I’ve described why I remain unpersuaded by the case for PT. As mentioned, the book is full of interesting material, a lot of which I haven’t discussed. In spite of – or perhaps because of – points of substantial disagreement, I’ve benefitted greatly from engaging with it. Relatedly, we are united in thinking of analytic philosophy as a valuable and often under-appreciated conversation partner in the science-religion dialogue.
This response was written while I was a member of the Templeton World Charity Foundation project ‘Theology, Philosophy of Religion, and the Sciences’ (TWCF0062/AB36). Thanks to Ting Cho Lau, copy editor for JAT, for helpful comments on an earlier draft.
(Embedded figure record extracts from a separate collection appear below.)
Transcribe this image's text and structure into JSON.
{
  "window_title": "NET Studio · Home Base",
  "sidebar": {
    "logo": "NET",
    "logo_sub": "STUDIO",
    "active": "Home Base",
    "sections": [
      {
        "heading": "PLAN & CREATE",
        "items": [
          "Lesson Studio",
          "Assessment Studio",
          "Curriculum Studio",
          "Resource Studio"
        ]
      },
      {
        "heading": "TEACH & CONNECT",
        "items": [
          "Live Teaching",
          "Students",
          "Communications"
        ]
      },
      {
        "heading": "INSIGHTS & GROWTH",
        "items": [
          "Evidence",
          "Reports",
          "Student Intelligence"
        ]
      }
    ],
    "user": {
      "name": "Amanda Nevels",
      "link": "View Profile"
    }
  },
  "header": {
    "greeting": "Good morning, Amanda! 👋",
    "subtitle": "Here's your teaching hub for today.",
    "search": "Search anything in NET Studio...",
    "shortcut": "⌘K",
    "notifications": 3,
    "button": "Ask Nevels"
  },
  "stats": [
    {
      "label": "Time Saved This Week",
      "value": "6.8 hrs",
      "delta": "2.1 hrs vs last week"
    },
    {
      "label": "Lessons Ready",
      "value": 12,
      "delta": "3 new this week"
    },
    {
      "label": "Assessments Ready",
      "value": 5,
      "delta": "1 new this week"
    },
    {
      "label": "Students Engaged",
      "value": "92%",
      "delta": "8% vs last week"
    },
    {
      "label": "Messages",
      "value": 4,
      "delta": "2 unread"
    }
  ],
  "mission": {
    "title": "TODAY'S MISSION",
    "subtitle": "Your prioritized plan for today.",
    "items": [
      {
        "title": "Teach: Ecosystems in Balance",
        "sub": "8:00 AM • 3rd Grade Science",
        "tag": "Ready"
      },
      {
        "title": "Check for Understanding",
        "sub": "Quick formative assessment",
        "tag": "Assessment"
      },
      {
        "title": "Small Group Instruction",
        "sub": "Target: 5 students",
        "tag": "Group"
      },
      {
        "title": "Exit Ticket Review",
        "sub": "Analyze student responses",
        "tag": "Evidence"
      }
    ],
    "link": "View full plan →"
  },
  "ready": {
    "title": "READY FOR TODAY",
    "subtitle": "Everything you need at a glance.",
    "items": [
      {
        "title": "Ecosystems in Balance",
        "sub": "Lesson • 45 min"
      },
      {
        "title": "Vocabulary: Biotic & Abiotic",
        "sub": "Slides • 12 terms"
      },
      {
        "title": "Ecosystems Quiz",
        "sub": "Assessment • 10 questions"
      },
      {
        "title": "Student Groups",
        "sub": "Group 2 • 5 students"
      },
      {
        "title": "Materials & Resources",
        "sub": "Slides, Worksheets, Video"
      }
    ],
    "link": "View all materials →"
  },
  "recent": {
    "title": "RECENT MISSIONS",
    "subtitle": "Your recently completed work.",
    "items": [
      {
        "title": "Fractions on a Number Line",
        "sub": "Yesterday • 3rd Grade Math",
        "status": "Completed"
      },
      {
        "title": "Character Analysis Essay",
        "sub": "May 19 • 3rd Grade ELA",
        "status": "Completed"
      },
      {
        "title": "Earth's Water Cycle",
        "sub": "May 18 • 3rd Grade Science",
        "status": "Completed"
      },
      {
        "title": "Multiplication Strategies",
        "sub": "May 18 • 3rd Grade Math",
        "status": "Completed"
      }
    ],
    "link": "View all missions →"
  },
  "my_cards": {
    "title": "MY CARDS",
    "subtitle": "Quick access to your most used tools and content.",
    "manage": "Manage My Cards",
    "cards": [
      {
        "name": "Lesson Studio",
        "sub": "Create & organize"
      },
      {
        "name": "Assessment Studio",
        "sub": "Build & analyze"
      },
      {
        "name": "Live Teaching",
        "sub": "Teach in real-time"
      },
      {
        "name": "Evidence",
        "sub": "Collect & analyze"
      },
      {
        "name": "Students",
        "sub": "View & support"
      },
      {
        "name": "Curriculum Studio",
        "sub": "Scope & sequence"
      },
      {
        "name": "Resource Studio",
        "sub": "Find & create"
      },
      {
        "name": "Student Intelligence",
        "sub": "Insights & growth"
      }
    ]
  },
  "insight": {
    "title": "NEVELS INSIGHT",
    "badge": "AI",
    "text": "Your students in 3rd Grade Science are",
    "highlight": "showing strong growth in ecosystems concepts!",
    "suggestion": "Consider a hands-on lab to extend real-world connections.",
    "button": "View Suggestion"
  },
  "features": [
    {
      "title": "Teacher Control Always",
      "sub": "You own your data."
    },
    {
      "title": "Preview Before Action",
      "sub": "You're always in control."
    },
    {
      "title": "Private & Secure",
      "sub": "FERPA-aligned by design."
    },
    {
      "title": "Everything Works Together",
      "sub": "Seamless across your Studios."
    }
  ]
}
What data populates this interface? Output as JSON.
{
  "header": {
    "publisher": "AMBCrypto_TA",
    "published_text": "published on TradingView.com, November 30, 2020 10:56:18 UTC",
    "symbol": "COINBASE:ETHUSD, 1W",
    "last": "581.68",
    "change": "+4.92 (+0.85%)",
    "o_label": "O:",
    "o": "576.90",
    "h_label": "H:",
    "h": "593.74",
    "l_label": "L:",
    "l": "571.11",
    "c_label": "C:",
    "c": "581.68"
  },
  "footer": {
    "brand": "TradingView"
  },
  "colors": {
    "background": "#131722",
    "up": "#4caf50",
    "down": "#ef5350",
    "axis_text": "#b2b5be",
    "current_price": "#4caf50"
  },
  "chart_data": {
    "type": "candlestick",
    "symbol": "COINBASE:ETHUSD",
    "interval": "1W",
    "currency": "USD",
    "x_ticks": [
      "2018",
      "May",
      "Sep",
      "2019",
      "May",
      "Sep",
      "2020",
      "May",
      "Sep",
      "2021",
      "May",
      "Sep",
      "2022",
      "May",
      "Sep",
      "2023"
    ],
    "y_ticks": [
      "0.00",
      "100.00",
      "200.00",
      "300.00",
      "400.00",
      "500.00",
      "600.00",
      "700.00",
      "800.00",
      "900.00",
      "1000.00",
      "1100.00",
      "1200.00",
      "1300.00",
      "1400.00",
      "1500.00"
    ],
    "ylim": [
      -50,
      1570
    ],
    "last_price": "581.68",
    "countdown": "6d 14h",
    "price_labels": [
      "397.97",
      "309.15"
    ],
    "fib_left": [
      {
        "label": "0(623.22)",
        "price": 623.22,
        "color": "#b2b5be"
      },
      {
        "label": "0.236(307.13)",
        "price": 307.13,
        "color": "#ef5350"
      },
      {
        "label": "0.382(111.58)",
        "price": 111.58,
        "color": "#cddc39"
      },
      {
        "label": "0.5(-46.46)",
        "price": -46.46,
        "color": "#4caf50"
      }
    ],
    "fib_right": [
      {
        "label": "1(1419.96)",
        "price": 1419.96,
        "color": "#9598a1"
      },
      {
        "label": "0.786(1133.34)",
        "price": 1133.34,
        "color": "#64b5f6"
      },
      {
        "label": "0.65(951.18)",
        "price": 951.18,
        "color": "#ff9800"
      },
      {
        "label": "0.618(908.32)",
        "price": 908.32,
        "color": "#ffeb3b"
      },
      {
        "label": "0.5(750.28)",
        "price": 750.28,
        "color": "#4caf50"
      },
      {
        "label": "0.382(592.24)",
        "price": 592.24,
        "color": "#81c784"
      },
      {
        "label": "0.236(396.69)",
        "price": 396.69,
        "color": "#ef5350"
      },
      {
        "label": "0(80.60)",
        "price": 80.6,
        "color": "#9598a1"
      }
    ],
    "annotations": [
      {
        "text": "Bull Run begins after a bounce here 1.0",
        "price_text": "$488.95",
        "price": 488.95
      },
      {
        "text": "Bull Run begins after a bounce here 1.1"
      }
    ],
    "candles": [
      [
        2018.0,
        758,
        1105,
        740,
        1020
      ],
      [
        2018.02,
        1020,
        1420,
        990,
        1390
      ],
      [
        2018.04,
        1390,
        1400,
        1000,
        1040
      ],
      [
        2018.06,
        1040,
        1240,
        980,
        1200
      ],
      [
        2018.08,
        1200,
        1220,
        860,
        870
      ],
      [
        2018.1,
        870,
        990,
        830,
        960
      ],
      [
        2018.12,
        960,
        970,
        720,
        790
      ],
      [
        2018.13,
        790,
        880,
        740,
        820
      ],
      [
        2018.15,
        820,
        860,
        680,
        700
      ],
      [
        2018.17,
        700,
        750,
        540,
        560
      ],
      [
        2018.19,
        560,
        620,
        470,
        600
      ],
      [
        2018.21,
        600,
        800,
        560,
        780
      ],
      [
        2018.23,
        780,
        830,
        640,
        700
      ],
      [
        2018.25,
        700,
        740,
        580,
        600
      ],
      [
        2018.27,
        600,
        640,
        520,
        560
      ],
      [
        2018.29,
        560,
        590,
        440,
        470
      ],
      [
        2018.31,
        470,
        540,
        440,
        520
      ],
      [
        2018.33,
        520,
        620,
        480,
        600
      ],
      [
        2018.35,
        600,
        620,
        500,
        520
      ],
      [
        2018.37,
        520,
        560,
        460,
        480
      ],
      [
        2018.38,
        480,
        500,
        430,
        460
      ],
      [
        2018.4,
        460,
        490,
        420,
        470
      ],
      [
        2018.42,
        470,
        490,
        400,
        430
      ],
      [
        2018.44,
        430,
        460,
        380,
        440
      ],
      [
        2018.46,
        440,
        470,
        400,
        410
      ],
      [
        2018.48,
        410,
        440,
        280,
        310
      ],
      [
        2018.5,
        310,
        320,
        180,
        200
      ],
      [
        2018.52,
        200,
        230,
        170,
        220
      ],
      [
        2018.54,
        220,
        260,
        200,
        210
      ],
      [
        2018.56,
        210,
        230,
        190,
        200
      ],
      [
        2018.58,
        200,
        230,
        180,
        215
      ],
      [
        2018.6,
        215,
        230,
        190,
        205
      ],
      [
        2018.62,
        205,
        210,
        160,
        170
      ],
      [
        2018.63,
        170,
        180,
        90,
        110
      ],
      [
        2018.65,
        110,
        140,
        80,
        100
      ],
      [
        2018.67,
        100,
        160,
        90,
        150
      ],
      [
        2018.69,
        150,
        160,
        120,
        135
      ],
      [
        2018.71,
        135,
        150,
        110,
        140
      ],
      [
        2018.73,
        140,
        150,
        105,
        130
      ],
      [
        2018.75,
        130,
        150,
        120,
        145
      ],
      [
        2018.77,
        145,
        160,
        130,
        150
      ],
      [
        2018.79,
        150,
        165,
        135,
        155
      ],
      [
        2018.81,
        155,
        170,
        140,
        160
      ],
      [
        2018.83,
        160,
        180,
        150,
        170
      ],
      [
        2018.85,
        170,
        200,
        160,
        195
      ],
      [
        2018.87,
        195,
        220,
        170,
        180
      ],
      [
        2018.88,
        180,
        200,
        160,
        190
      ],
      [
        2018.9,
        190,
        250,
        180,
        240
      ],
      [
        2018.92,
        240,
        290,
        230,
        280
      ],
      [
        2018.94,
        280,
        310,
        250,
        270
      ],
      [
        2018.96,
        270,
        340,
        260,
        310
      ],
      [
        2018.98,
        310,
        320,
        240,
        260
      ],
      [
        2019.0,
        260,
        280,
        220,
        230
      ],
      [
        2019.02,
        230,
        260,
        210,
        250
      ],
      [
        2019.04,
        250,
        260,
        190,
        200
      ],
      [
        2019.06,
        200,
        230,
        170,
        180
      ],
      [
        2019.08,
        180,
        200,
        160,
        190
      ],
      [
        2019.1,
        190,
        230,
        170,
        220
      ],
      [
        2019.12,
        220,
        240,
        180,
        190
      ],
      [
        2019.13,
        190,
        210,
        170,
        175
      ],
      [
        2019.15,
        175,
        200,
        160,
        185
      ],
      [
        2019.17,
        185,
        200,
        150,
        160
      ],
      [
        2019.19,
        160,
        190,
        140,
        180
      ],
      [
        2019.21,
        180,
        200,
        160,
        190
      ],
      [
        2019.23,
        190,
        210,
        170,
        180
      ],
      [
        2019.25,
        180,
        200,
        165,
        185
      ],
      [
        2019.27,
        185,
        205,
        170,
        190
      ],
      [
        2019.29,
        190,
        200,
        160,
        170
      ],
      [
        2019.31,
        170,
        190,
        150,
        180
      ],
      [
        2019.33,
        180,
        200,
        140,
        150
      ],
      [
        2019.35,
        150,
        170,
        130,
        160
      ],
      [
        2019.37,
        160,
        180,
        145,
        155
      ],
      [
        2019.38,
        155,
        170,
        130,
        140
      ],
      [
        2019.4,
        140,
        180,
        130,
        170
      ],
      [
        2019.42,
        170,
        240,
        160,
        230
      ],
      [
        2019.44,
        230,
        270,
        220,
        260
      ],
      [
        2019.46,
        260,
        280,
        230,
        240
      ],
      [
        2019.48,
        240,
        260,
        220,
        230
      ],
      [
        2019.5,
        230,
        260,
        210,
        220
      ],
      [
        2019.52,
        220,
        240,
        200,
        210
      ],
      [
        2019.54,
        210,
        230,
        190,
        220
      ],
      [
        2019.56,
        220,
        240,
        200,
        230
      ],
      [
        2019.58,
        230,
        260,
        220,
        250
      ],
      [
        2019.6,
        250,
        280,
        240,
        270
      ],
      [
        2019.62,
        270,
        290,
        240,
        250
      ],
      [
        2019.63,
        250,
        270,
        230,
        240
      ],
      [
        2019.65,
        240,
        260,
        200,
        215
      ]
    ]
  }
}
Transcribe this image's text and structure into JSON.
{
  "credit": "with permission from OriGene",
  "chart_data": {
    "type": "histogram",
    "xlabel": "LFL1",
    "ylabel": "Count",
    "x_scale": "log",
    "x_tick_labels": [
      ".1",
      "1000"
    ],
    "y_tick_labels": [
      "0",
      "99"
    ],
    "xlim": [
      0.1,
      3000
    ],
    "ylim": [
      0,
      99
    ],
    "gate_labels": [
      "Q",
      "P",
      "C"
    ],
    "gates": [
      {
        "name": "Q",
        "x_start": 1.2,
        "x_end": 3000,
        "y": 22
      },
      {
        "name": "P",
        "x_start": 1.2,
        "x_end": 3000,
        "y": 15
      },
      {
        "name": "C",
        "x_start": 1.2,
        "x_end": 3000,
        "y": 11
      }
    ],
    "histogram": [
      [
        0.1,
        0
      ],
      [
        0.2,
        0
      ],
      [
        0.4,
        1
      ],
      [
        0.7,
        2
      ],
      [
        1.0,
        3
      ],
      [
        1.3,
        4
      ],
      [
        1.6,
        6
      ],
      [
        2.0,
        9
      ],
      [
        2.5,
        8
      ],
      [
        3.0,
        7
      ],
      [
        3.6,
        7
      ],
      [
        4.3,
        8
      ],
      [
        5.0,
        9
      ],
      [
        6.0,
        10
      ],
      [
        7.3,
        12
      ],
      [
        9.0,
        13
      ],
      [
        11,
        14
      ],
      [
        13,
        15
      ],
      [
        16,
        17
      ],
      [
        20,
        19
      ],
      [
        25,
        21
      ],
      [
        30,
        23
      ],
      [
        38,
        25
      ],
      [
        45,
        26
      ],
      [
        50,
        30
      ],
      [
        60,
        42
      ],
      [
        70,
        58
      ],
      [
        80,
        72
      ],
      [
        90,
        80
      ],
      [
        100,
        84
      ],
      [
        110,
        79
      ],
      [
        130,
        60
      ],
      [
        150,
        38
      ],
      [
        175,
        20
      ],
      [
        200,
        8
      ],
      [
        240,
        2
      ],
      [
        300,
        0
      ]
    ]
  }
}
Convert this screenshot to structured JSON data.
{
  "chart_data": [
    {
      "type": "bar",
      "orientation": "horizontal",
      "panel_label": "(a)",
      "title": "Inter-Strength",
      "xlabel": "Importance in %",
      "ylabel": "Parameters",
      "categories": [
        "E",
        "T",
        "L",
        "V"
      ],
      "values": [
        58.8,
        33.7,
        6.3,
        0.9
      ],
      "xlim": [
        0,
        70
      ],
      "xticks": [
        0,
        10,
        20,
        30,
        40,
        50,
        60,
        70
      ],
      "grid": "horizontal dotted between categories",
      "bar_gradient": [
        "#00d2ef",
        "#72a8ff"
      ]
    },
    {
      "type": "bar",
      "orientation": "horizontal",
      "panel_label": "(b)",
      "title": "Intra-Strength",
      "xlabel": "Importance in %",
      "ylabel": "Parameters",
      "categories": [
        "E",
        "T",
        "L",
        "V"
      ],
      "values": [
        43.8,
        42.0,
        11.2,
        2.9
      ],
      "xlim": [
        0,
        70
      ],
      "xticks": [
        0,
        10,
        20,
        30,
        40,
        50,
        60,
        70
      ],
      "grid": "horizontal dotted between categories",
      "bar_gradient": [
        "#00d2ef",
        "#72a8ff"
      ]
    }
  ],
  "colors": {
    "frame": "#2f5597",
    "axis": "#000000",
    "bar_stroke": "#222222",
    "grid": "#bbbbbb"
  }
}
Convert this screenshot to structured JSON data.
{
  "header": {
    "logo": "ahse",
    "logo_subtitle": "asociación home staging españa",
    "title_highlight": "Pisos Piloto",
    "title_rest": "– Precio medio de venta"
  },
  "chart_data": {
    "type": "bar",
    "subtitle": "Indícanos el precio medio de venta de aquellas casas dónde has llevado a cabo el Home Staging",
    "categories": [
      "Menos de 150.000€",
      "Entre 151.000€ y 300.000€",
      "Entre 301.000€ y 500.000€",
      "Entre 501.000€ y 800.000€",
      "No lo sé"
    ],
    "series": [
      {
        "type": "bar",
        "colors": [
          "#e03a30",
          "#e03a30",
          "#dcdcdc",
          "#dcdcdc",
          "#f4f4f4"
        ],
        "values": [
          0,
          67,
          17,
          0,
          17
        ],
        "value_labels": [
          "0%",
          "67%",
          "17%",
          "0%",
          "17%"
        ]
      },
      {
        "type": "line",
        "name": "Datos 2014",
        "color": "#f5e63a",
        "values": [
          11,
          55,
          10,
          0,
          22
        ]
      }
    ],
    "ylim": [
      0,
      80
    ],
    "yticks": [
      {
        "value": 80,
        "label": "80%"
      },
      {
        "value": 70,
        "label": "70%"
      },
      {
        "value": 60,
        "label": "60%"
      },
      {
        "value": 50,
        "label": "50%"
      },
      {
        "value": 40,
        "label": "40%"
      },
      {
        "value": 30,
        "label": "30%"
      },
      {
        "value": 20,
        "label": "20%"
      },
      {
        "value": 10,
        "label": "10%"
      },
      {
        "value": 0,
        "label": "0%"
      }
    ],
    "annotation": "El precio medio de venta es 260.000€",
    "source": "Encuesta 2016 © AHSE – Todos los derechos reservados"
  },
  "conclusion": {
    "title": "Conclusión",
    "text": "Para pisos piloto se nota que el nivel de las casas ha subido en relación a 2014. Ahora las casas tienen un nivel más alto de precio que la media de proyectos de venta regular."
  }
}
Callender, C. (forthcoming) What makes time special? Oxford University Press.
Hudson, Hud. 2014. The Fall and Hypertime. Oxford.
1 Admittedly, on p. 15 Hudson says that ‘[t]he perennial debates in [metaphysics] are chock full of positions that maintain their place on the lists of candidate solutions not because the arguments in their favor are so powerful, but precisely because they have not been decisively eliminated and all the alternatives seem so outlandish’. Incidentally, this raises the question of whether Hudson thinks the positions should be so treated, and if not, how this lamentable state of affairs (if it obtains) can be cited in support of another ‘crazy metaphysics’. (I return to the point below.) But in any case, the continuation of the quote suggests a weaker claim, namely that there are no views without costs: ‘Once one is safely beyond engaging the hopeless project of unearthing the only metaphysics utterly free of seemingly bizarre commitments, the pleasures of constructing consistent packages and of discovering just which views can fit together and complement one another are there for the taking’. Presumably this process requires there to be degrees of plausibility, since (by Hudson’s lights) some views fit together better than others.
2 All page citations are from Hudson 2014.
3 Perhaps the omission should count against this interpretation, and against separating this interpretation from the first. However, as noted above, the resulting stance would be somewhat self-undermining: if all that matters is whether someone has in fact taken a view seriously, why even try to make views plausible? Why doesn’t anything go?
4 Note that this means the case in support of the more general aim, even as applied to the metaphysics of time, is also largely implicit.